Both “The Spirit of Christmas” and the report of a soldier’s death illustrate the time it took for news from overseas to reach the home front. The Armistice had been signed on Nov. 11, 1918 but the newspaper continued to be filled with stories about World War I.
In the Herald & Tribune’s left side columns was the portrait of a soldier looking at an angel under a shining star and bells over Bethlehem.
The “Beautiful Bethlehem Bells” was the following poem: “Over the roar of the cities; Over the hills and dells, With a message of peace to the nations, Ring the beautiful Bethlehem bells; Bringing joy to the souls that are sighing, In the hovels where poverty dwells – There is life – there is life for the dying, In the beautiful Bethlehem bells.”
Another poem expressed “A Christmas Wish” – “Wherever there is sickness, May Santa Claus bring health; Wherever there is poverty, May Santa Claus bring wealth; Wherever one is weeping, May tears to smiles give way; Wherever sadness hovers, May joy come Christmas day. To every heart that’s aching, may peace and comfort come; And may an outlook rosy, Supplant an outlook glum; May friends now separate, Soon united be; And everyone find gladness, Upon his Christmas tree.”

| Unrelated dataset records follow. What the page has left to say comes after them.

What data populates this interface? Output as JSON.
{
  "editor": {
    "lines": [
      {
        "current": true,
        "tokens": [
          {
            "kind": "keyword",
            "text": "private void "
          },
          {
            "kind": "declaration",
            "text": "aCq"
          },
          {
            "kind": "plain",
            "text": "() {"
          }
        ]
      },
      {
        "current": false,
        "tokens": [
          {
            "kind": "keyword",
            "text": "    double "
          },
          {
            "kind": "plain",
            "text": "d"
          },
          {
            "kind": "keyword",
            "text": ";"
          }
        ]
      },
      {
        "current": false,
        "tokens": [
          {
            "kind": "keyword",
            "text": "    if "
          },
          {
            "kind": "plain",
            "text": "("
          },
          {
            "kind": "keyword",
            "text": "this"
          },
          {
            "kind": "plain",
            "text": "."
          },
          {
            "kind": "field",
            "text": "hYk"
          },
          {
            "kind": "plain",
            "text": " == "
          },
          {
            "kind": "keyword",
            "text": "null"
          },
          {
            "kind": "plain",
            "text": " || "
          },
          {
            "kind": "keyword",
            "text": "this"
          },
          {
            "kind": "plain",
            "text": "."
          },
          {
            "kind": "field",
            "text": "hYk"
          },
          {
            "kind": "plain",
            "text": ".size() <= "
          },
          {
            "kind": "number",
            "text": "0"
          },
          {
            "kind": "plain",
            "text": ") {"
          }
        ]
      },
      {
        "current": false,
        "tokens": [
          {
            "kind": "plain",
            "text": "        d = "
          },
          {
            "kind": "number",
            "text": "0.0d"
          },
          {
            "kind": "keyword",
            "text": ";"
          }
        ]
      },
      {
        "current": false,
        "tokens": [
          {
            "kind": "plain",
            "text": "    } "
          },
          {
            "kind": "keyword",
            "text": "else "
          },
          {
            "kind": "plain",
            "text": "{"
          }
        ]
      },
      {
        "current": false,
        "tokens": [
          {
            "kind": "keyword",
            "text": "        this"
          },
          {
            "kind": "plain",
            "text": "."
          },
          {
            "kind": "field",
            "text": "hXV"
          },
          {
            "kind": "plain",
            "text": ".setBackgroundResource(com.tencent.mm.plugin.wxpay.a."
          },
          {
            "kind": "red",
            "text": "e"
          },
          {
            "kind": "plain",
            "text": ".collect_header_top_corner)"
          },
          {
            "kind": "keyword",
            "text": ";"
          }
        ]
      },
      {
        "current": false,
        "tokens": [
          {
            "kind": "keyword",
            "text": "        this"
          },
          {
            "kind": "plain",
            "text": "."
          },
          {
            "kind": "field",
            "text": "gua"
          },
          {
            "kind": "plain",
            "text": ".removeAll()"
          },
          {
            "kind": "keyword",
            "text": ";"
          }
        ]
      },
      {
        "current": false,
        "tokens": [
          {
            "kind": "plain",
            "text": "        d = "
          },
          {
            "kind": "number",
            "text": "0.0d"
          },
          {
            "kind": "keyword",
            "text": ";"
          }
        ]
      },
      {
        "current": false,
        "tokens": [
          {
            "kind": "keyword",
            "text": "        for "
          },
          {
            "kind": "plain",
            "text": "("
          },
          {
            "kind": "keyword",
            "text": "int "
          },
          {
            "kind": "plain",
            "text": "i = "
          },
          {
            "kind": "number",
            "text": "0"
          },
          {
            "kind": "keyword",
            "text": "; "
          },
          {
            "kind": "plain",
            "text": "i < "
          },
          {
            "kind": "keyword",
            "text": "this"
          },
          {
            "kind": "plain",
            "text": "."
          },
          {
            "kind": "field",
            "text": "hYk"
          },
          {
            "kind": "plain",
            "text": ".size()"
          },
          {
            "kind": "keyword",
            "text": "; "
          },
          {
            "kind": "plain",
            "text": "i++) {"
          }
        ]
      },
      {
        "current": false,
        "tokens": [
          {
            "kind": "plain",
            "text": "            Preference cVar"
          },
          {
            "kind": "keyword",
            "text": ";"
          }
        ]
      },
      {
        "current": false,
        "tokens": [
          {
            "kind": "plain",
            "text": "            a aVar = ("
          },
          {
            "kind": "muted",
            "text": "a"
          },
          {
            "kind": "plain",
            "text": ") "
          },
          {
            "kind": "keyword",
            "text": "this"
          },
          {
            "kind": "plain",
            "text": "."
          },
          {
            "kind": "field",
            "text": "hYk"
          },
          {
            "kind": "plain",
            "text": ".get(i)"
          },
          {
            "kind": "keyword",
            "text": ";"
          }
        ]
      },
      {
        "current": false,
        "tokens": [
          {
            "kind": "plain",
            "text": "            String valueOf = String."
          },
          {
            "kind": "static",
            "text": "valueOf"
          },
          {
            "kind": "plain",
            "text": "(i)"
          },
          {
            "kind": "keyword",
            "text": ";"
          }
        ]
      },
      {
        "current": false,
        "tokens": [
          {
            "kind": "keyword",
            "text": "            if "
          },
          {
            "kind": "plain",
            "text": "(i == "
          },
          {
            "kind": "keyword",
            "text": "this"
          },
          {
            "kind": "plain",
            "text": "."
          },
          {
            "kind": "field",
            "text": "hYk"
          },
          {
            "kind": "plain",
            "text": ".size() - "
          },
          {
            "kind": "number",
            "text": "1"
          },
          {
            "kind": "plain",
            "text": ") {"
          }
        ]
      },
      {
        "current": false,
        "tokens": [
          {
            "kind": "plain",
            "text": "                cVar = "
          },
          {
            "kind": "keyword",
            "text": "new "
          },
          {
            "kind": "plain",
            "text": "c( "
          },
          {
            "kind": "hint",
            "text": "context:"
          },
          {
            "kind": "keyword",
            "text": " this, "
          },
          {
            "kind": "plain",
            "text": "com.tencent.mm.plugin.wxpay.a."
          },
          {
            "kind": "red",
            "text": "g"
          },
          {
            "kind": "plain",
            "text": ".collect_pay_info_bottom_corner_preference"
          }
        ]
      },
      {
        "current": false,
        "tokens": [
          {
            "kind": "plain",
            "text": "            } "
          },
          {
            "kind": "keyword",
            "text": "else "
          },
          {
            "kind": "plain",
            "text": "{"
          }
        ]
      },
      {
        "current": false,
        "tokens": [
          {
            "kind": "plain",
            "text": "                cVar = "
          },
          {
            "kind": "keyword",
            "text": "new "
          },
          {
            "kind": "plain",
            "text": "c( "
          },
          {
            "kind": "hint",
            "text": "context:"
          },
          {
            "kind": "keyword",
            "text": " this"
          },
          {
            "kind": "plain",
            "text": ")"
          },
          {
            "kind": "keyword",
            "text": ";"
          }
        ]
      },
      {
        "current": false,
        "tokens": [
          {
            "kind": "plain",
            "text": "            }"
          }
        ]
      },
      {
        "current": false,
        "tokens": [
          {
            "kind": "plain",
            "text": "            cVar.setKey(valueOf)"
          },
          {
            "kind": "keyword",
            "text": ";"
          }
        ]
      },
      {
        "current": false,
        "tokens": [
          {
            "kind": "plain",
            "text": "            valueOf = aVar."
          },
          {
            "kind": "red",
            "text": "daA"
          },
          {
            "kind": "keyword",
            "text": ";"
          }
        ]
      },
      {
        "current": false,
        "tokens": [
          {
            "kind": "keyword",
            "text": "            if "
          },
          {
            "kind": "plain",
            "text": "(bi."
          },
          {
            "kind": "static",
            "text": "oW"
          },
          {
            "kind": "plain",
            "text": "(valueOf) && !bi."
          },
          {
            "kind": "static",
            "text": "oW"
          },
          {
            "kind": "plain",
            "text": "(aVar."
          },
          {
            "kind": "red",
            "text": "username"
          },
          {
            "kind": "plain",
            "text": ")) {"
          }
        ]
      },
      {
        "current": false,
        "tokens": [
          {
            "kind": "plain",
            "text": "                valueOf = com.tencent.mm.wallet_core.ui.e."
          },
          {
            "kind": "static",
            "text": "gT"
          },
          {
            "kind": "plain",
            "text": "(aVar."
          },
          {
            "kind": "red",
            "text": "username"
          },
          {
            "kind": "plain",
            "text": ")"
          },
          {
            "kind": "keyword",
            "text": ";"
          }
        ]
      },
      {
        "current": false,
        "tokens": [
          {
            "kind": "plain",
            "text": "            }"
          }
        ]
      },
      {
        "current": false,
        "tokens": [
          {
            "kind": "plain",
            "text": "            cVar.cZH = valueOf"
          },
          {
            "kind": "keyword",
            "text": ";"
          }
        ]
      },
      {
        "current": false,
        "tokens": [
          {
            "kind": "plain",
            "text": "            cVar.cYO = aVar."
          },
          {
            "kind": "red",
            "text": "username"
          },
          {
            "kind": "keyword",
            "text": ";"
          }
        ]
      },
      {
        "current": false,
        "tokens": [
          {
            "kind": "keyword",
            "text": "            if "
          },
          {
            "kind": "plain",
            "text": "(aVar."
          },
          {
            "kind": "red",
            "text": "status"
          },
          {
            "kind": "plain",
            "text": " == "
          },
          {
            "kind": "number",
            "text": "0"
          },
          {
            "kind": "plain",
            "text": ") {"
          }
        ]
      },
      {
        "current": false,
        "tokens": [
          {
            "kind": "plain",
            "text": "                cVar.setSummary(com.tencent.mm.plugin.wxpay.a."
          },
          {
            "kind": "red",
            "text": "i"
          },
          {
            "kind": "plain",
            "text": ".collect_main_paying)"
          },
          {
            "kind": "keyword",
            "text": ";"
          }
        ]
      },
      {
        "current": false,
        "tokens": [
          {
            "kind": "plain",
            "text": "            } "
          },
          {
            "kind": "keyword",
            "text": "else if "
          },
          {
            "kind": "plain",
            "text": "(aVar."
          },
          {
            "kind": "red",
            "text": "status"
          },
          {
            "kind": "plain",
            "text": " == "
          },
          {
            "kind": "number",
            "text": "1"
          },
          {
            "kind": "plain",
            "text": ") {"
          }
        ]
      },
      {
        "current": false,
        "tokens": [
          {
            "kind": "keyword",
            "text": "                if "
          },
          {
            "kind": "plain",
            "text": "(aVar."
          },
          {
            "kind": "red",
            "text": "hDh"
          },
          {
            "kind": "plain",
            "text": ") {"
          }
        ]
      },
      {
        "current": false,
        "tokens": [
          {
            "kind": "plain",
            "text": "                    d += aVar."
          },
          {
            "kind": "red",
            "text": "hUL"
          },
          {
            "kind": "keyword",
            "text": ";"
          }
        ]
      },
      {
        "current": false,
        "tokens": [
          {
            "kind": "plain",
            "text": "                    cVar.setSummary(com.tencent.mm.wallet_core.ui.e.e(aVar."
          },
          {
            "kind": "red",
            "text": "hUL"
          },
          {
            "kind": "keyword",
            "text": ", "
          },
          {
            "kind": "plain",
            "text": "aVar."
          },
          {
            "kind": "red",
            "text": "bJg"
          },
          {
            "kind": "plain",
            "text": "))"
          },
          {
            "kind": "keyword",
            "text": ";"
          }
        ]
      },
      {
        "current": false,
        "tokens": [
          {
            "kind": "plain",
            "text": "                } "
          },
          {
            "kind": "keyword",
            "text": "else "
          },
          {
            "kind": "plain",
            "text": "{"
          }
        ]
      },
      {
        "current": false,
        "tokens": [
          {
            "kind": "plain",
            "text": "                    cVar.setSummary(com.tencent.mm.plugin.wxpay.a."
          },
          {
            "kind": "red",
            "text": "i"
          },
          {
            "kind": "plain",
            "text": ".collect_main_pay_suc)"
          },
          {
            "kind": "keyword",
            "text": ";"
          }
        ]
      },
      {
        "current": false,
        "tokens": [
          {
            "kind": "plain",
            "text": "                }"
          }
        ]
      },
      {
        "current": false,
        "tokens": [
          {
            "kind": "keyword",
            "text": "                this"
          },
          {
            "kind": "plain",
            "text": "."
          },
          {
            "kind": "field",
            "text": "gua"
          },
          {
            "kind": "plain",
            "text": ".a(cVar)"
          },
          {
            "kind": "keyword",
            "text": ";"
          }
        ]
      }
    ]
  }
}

The front page also featured a story about “The Old Shoemaker” that is too long to be printed here. However, the sketch of a young person before a fireplace sitting in a rocking chair is worth retelling as explained by the caption, “A DATE WITH SANTA CLAUS. – Dear Santa Claus, I’m waiting here. For you to come with your reindeer; And bring the toys you’ve got for me. Right down into this chimney; Can’t keep my head up very straight, So hope you won’t be awfully late; Might go to sleep in this big chair, So Santa, if you really care; To meet me, as I hope you do, You’ll make your reindeer come right thru; ‘Cause if this date, you’re going to keep, Do hurry ‘fore I go to sleep.”
Inside the pages of the Christmas edition of the Herald & Tribune in addition to the paper’s editorial content were a number of merchants’ holiday greetings. Among the advertisements were the following: “Happy Christmas Wishes – The Banking & Trust Co.; TO EVERY ONE: Right Merry Christmas and A Most Happy New Year! – Jonesboro Supply House Building Material; A nice Christmas Gift to your Children would be a Deposit in the Bank to their Credit. It would help them Start Saving – GET THE HABIT – First National Bank, Jonesboro.”
Another ad announced some after holiday discounts “WHITLOCK’S – New Coats—Coats that were $45 to be sold at $25, All kinds of Christmas Toys, A new lot of Overshoes at very low Prices. ” Shipley Hardware Co. told readers, “Christmas Remembrances that will linger long after Christmas has passed can be found in our large stock of Hardware and Furniture.”
A number of merchants (Shipley Hardware Co., R. M. May & Son, City Drug Co., F.E. Britton, Farmers Union Co., Hoss & McCall) joined together in sponsoring an add stating “JOIN – Make this a Red Cross Christmas the happiest, merriest Christmas the world ever knew… But in the rejoicings of peace and freedom there is one note of seriousness that America must not forget – there is misery and distress and sickness all over the world. Relief must be given. The work of the Red Cross MUST go on. And to carry on, the Red Cross MUST have the support of your membership. JOIN THE RED CROSS – all you need is a heart and a dollar.
The Red Cross message should be repeated this 2018 holiday season because the need for financial aid and volunteer assistance continues worldwide. Do remember your charitable giving as the staff of the Herald & Tribune wishes all of its readers Merry Christmas and a Happy New Year.